Scott LaGreca, left, curator of the Plant Pathology Herbarium, examines lichens retrieved from upper tree limbs by Nathaniel Farrington of Cornell Outdoor Education.

Biodiversity is not just a feature of the Amazon rainforest or other exotic locales. Hidden multitudes of species inhabit the Ithaca region, as participants in the inaugural School of Integrative Plant Science (SIPS) BioBlitz discovered Sept 8-9.

A dozen teams tallied 1,250 species of higher organisms and more than 23,000 microbes during the 24-hour event to document as many species as possible. Held on the grounds of the Cayuga Nature Center (CNC) and Smith Woods, the event was the first in the region. The series started in 1996 in Washington, D.C., and has since spread around the world.

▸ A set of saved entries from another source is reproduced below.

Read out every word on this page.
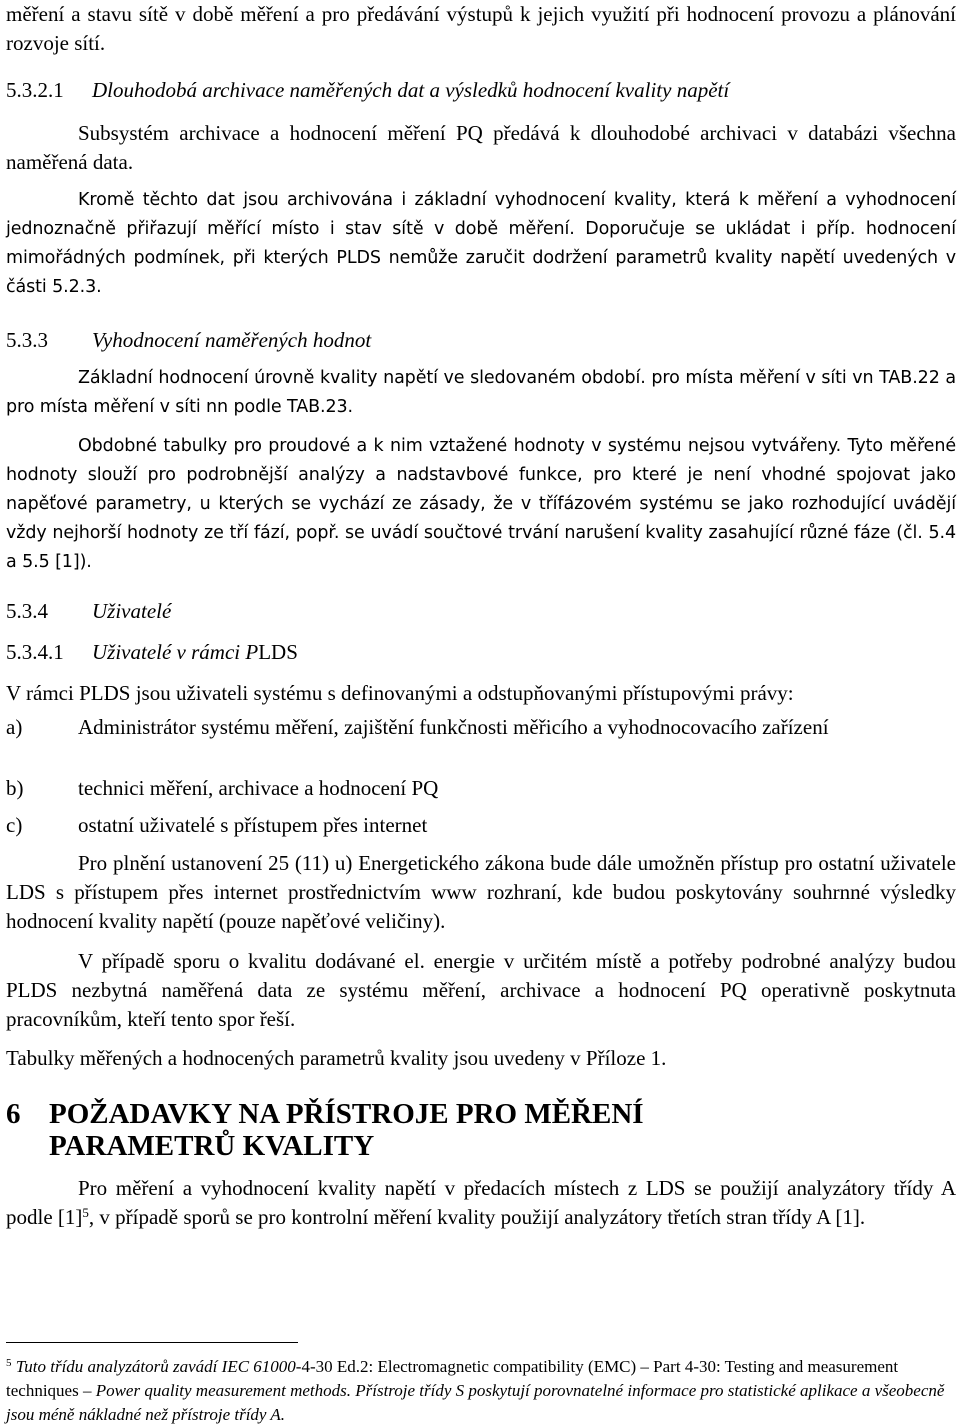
měření a stavu sítě v době měření a pro předávání výstupů k jejich využití při hodnocení provozu a plánování rozvoje sítí.
5.3.2.1 Dlouhodobá archivace naměřených dat a výsledků hodnocení kvality napětí
Subsystém archivace a hodnocení měření PQ předává k dlouhodobé archivaci v databázi všechna naměřená data.
Kromě těchto dat jsou archivována i základní vyhodnocení kvality, která k měření a vyhodnocení jednoznačně přiřazují měřící místo i stav sítě v době měření. Doporučuje se ukládat i příp. hodnocení mimořádných podmínek, při kterých PLDS nemůže zaručit dodržení parametrů kvality napětí uvedených v části 5.2.3.
5.3.3 Vyhodnocení naměřených hodnot
Základní hodnocení úrovně kvality napětí ve sledovaném období. pro místa měření v síti vn TAB.22 a pro místa měření v síti nn podle TAB.23.
Obdobné tabulky pro proudové a k nim vztažené hodnoty v systému nejsou vytvářeny. Tyto měřené hodnoty slouží pro podrobnější analýzy a nadstavbové funkce, pro které je není vhodné spojovat jako napěťové parametry, u kterých se vychází ze zásady, že v třífázovém systému se jako rozhodující uvádějí vždy nejhorší hodnoty ze tří fází, popř. se uvádí součtové trvání narušení kvality zasahující různé fáze (čl. 5.4 a 5.5 [1]).
5.3.4 Uživatelé
5.3.4.1 Uživatelé v rámci PLDS
V rámci PLDS jsou uživateli systému s definovanými a odstupňovanými přístupovými právy:
a)	Administrátor systému měření, zajištění funkčnosti měřicího a vyhodnocovacího zařízení
b)	technici měření, archivace a hodnocení PQ
c)	ostatní uživatelé s přístupem přes internet
Pro plnění ustanovení 25 (11) u) Energetického zákona bude dále umožněn přístup pro ostatní uživatele LDS s přístupem přes internet prostřednictvím www rozhraní, kde budou poskytovány souhrnné výsledky hodnocení kvality napětí (pouze napěťové veličiny).
V případě sporu o kvalitu dodávané el. energie v určitém místě a potřeby podrobné analýzy budou PLDS nezbytná naměřená data ze systému měření, archivace a hodnocení PQ operativně poskytnuta pracovníkům, kteří tento spor řeší.
Tabulky měřených a hodnocených parametrů kvality jsou uvedeny v Příloze 1.
6 POŽADAVKY NA PŘÍSTROJE PRO MĚŘENÍ PARAMETRŮ KVALITY
Pro měření a vyhodnocení kvality napětí v předacích místech z LDS se použijí analyzátory třídy A podle $[1]^5$, v případě sporů se pro kontrolní měření kvality použijí analyzátory třetích stran třídy A [1].
$^5$ Tuto třídu analyzátorů zavádí IEC 61000-4-30 Ed.2: Electromagnetic compatibility (EMC) – Part 4-30: Testing and measurement techniques – Power quality measurement methods. Přístroje třídy S poskytují porovnatelné informace pro statistické aplikace a všeobecně jsou méně nákladné než přístroje třídy A.
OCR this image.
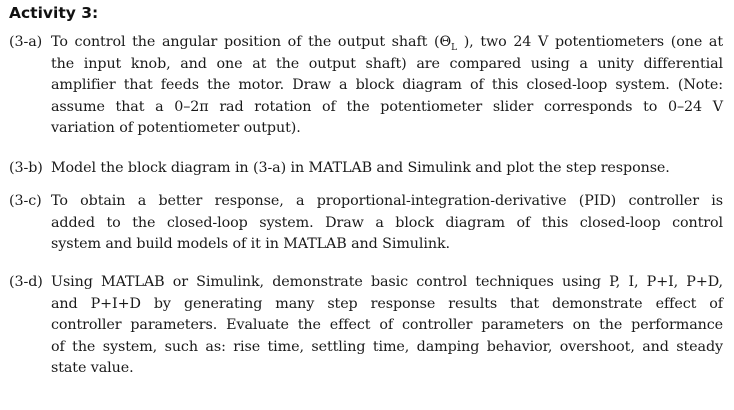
Activity 3:
(3-a) To control the angular position of the output shaft ($\Theta_L$ ), two 24 V potentiometers (one at
the input knob, and one at the output shaft) are compared using a unity differential
amplifier that feeds the motor. Draw a block diagram of this closed-loop system. (Note:
assume that a 0–2π rad rotation of the potentiometer slider corresponds to 0–24 V
variation of potentiometer output).
(3-b) Model the block diagram in (3-a) in MATLAB and Simulink and plot the step response.
(3-c) To obtain a better response, a proportional-integration-derivative (PID) controller is
added to the closed-loop system. Draw a block diagram of this closed-loop control
system and build models of it in MATLAB and Simulink.
(3-d) Using MATLAB or Simulink, demonstrate basic control techniques using P, I, P+I, P+D,
and P+I+D by generating many step response results that demonstrate effect of
controller parameters. Evaluate the effect of controller parameters on the performance
of the system, such as: rise time, settling time, damping behavior, overshoot, and steady
state value.
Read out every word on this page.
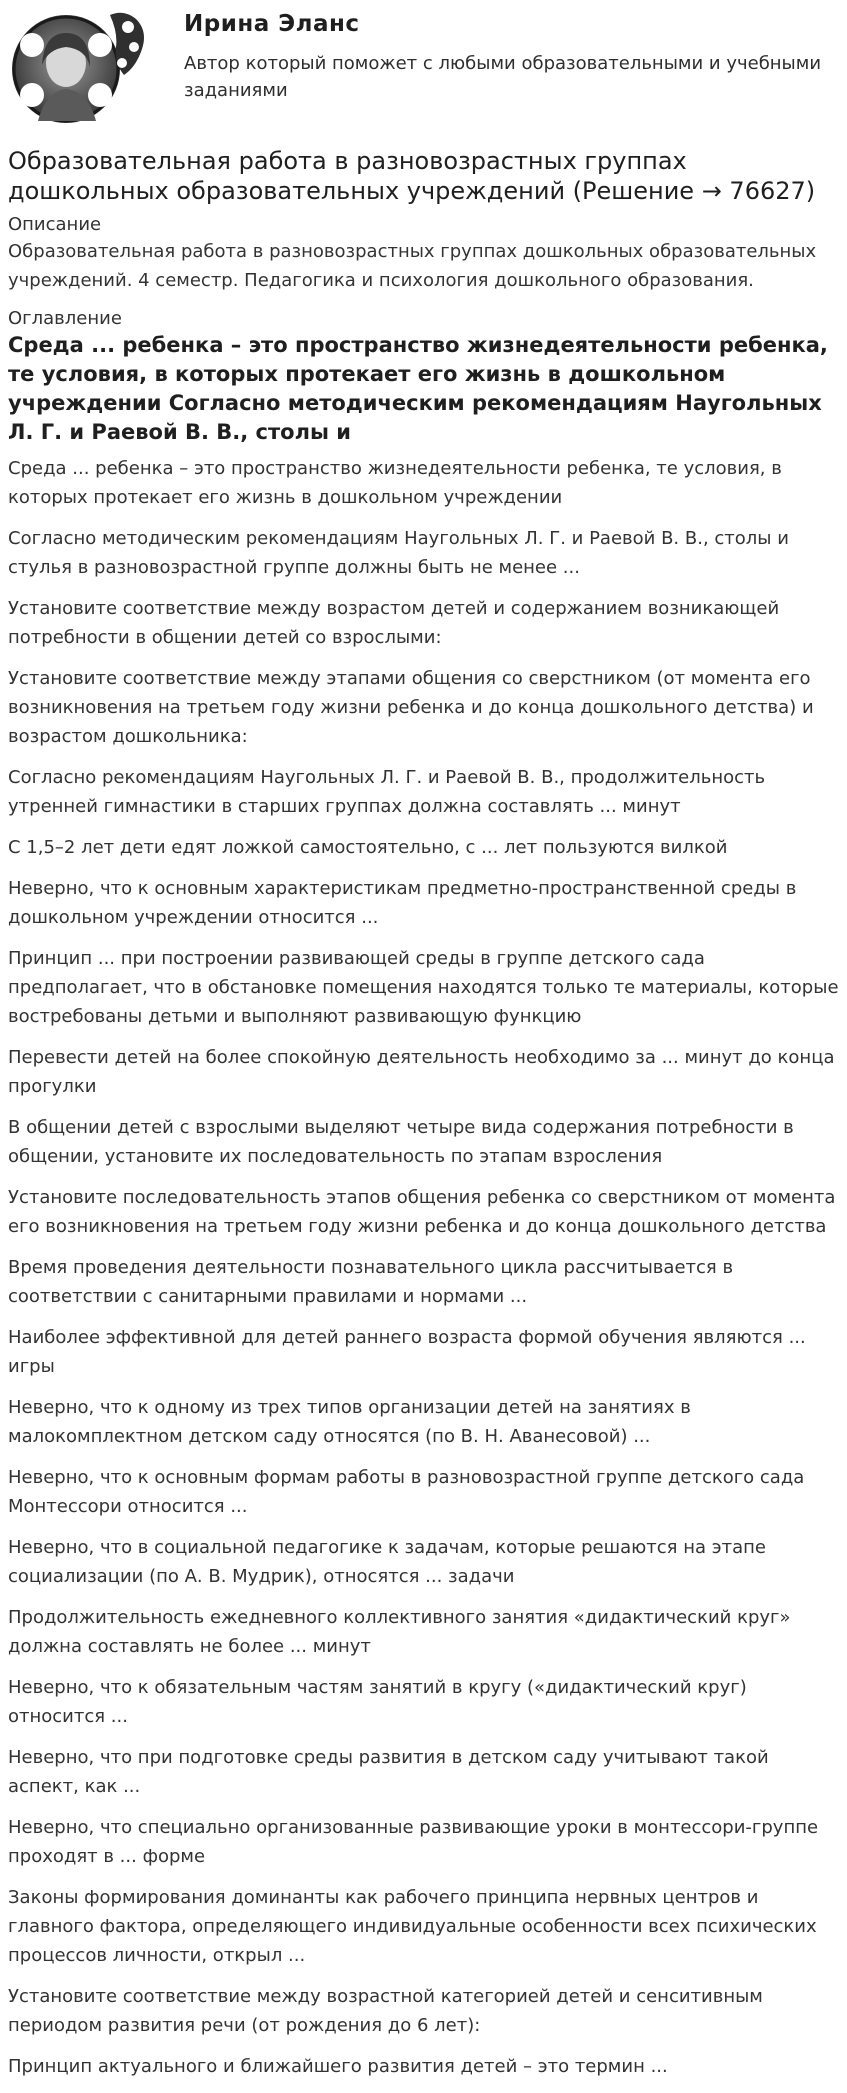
Ирина Эланс
Автор который поможет с любыми образовательными и учебными заданиями
Образовательная работа в разновозрастных группах дошкольных образовательных учреждений (Решение → 76627)
Описание
Образовательная работа в разновозрастных группах дошкольных образовательных учреждений. 4 семестр. Педагогика и психология дошкольного образования.
Оглавление
Среда ... ребенка – это пространство жизнедеятельности ребенка, те условия, в которых протекает его жизнь в дошкольном учреждении Согласно методическим рекомендациям Наугольных Л. Г. и Раевой В. В., столы и
Среда ... ребенка – это пространство жизнедеятельности ребенка, те условия, в которых протекает его жизнь в дошкольном учреждении
Согласно методическим рекомендациям Наугольных Л. Г. и Раевой В. В., столы и стулья в разновозрастной группе должны быть не менее ...
Установите соответствие между возрастом детей и содержанием возникающей потребности в общении детей со взрослыми:
Установите соответствие между этапами общения со сверстником (от момента его возникновения на третьем году жизни ребенка и до конца дошкольного детства) и возрастом дошкольника:
Согласно рекомендациям Наугольных Л. Г. и Раевой В. В., продолжительность утренней гимнастики в старших группах должна составлять ... минут
С 1,5–2 лет дети едят ложкой самостоятельно, с ... лет пользуются вилкой
Неверно, что к основным характеристикам предметно-пространственной среды в дошкольном учреждении относится ...
Принцип ... при построении развивающей среды в группе детского сада предполагает, что в обстановке помещения находятся только те материалы, которые востребованы детьми и выполняют развивающую функцию
Перевести детей на более спокойную деятельность необходимо за ... минут до конца прогулки
В общении детей с взрослыми выделяют четыре вида содержания потребности в общении, установите их последовательность по этапам взросления
Установите последовательность этапов общения ребенка со сверстником от момента его возникновения на третьем году жизни ребенка и до конца дошкольного детства
Время проведения деятельности познавательного цикла рассчитывается в соответствии с санитарными правилами и нормами ...
Наиболее эффективной для детей раннего возраста формой обучения являются ... игры
Неверно, что к одному из трех типов организации детей на занятиях в малокомплектном детском саду относятся (по В. Н. Аванесовой) ...
Неверно, что к основным формам работы в разновозрастной группе детского сада Монтессори относится ...
Неверно, что в социальной педагогике к задачам, которые решаются на этапе социализации (по А. В. Мудрик), относятся ... задачи
Продолжительность ежедневного коллективного занятия «дидактический круг» должна составлять не более ... минут
Неверно, что к обязательным частям занятий в кругу («дидактический круг) относится ...
Неверно, что при подготовке среды развития в детском саду учитывают такой аспект, как ...
Неверно, что специально организованные развивающие уроки в монтессори-группе проходят в ... форме
Законы формирования доминанты как рабочего принципа нервных центров и главного фактора, определяющего индивидуальные особенности всех психических процессов личности, открыл ...
Установите соответствие между возрастной категорией детей и сенситивным периодом развития речи (от рождения до 6 лет):
Принцип актуального и ближайшего развития детей – это термин ...
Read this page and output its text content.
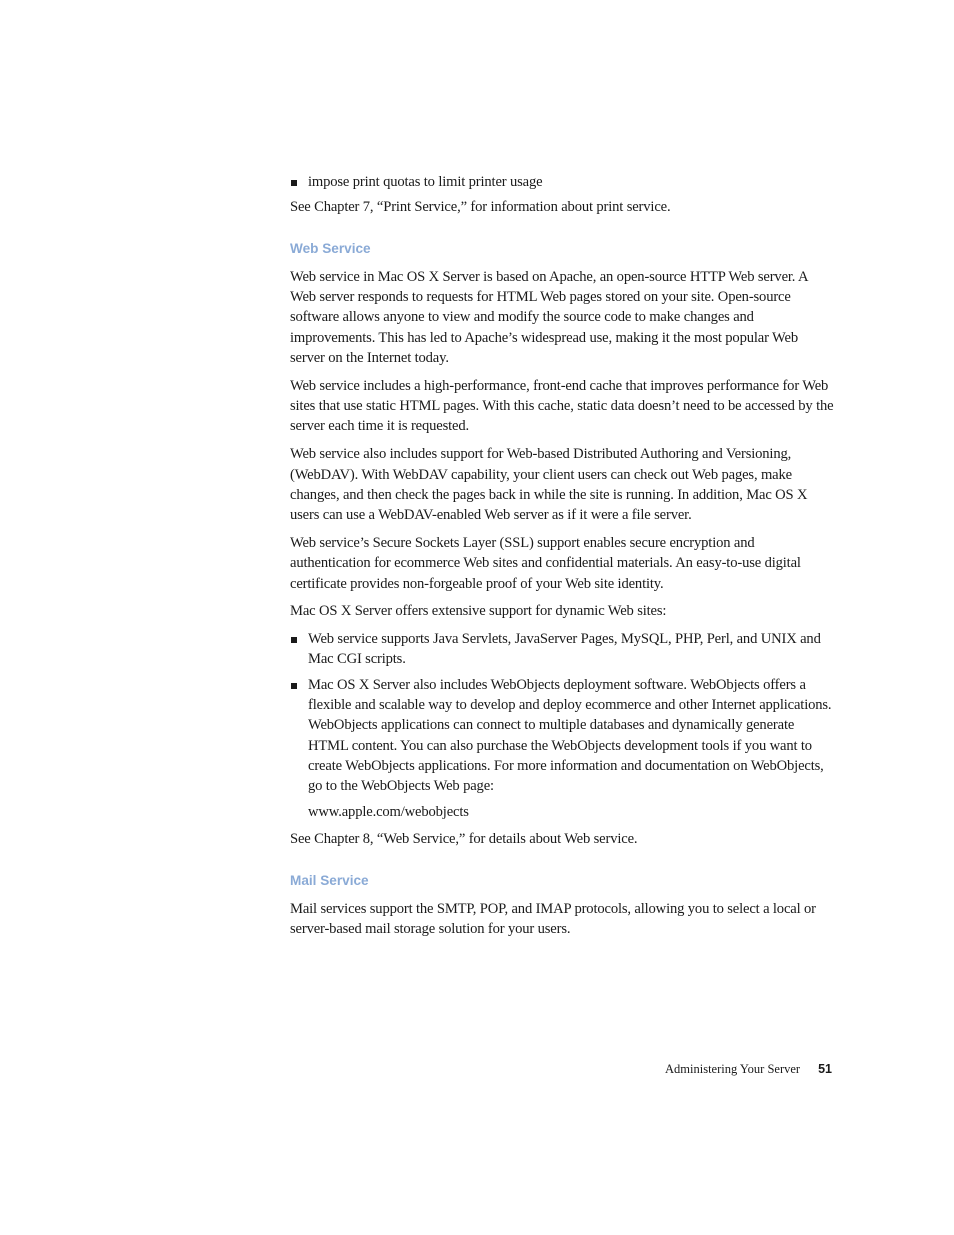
impose print quotas to limit printer usage

See Chapter 7, “Print Service,” for information about print service.

Web Service

Web service in Mac OS X Server is based on Apache, an open-source HTTP Web server. A Web server responds to requests for HTML Web pages stored on your site. Open-source software allows anyone to view and modify the source code to make changes and improvements. This has led to Apache’s widespread use, making it the most popular Web server on the Internet today.

Web service includes a high-performance, front-end cache that improves performance for Web sites that use static HTML pages. With this cache, static data doesn’t need to be accessed by the server each time it is requested.

Web service also includes support for Web-based Distributed Authoring and Versioning, (WebDAV). With WebDAV capability, your client users can check out Web pages, make changes, and then check the pages back in while the site is running. In addition, Mac OS X users can use a WebDAV-enabled Web server as if it were a file server.

Web service’s Secure Sockets Layer (SSL) support enables secure encryption and authentication for ecommerce Web sites and confidential materials. An easy-to-use digital certificate provides non-forgeable proof of your Web site identity.

Mac OS X Server offers extensive support for dynamic Web sites:

Web service supports Java Servlets, JavaServer Pages, MySQL, PHP, Perl, and UNIX and Mac CGI scripts.
Mac OS X Server also includes WebObjects deployment software. WebObjects offers a flexible and scalable way to develop and deploy ecommerce and other Internet applications. WebObjects applications can connect to multiple databases and dynamically generate HTML content. You can also purchase the WebObjects development tools if you want to create WebObjects applications. For more information and documentation on WebObjects, go to the WebObjects Web page:
www.apple.com/webobjects

See Chapter 8, “Web Service,” for details about Web service.

Mail Service

Mail services support the SMTP, POP, and IMAP protocols, allowing you to select a local or server-based mail storage solution for your users.

Administering Your Server 51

The 2017 SIPS BioBlitz opened Sept. 8 with remarks by Chief Samuel George of the Cayuga Nation Bear Clan; Warren Allmon, director of the Paleontological Research Institution; and Kathryn J. Boor '80, the Ronald P. Lynch Dean of the College of Agriculture and Life Sciences.

“At Cornell, it’s part of our jobs to be curious – which means I have one of the best jobs around,” Boor told participants at the launch of the event. “Like you, I’m inspired by what I can discover in the world around me, how to collect data and then share it with others.”

Boor and other speakers emphasized the importance of collaborations between universities and community members in preserving local lands and their biological diversity.

The SIPS BioBlitz, co-sponsored by the Cayuga Nature Center, was the first conducted in the Cayuga Lake Basin. In addition to their scientific value, BioBlitzes are an opportunity to connect with and educate members of the public about their local environment.

In what may have been a first for a BioBlitz, Team Microbe arrived at their record-breaking species count by DNA sequencing environmental samples. Other teams used the iNaturalist, eBird and other mobile apps to record observations.

While teams identified many familiar animals, other less-often-seen creatures were also discovered. A rare bolas spider was found during the Sept. 8 “Spiders by Flashlight” walk led by Linda Rayor, senior lecturer and senior research associate in the Department of Entomology.

Bolus spiders make a short line of silk with a sticky substance at the end. The spider twirls this like a bolus and traps male moths attracted by a pheromone the spider emits. It was the first bolus spider Rayor had seen in her 22 years of teaching and collecting.

Alex Moore, event coordinator based at CNC, said the entire event was the biggest, geekiest and most-fun slumber party she had ever attended.

While analysis of the findings is ongoing, the event has already shed new light on the range of organisms present at the two locations. This is particularly significant for Smith Woods, a rare tract of old-growth forest for which a species inventory had not been conducted for organisms other than plants.

The event was more than just census-taking: Individual teams hosted displays and made presentations. These ranged from discussions of snails by Mollusk Team leader Marla Coppolino to demonstration of drones for mapping plant species by Tom Whitlow, associate professor in the SIPS Horticulture Section. The public took part in walks to see fungi, nighttime spiders and more.

At the conclusion of the event, Allmon invited teams to return and continue species inventories during different seasons. Results of the BioBlitz will be made public at a future date.

Magdalen Lindeberg is assistant director at the School of Integrative Plant Science and senior research associate in the Section of Plant Pathology and Plant-Microbe Biology.